Le trail en fait-il assez pour la planète ?

© utmb® toni spasenoski
© UTMB® Toni Spasenoski

Il y a quelques années, nous avions interrogé la légende Xavier Thévenard pour savoir si le trail était vraiment si vert que ça. Depuis, les kilomètres ont coulé sous les ponts mais l’impact écologique de cette pratique qui a le vent dans le dos interroge forcément. Si le lien entre nature et course en montagne semble évident, il est aussi traversé par des contradictions plus profondes. En prenant récemment des engagements concrets, le HOKA UTMB Mont-Blanc, la plus grande course de trail running au monde, tente d’ouvrir une voie. Perfectible certes, mais plus que jamais nécessaire.
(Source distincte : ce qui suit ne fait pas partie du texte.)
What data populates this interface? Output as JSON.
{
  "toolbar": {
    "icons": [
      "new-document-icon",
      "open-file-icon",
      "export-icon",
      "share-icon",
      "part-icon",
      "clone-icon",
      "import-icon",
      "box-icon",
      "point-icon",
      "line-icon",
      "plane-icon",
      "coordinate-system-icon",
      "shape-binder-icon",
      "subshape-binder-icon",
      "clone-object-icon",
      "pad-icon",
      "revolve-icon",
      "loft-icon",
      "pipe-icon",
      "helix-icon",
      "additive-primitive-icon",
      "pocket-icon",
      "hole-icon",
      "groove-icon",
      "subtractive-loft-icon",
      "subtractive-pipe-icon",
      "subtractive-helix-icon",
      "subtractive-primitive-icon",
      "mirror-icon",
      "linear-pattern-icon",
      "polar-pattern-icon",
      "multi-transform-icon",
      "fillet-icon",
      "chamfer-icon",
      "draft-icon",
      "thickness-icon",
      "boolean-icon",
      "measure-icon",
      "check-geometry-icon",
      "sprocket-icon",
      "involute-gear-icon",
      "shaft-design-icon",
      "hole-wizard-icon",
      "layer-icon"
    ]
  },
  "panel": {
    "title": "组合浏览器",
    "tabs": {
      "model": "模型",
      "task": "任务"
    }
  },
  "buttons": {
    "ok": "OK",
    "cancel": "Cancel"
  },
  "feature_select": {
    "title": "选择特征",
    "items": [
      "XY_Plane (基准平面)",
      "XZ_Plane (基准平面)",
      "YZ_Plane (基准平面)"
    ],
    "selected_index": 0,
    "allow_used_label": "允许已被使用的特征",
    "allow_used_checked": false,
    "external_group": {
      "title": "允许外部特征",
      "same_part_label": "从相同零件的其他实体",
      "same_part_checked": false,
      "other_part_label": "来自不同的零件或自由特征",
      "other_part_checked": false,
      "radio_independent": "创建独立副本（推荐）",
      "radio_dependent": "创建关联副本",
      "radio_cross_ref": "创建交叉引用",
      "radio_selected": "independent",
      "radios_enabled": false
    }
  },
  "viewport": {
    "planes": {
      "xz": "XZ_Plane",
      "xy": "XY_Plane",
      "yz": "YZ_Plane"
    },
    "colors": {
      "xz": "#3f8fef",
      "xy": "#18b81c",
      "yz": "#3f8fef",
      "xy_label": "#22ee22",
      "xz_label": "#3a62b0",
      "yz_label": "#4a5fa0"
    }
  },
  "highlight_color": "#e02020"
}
Bon pour la santé, bon pour la planète ?

 

© utmb® gabriele facciotti
© UTMB® Gabriele Facciotti

Longtemps considéré (à juste titre) comme une pratique douce, le trail a connu une croissance spectaculaire en une dizaine d’années, notamment en se médiatisant et en se mondialisant. Ce développement rapide soulève une question de fond : peut-on continuer à faire grossir ce sport sans en dégrader les écosystèmes ? Explosion du nombre de pratiquants, courses multipliées, marques spécialisées : de pratique, le trail est devenu industrie.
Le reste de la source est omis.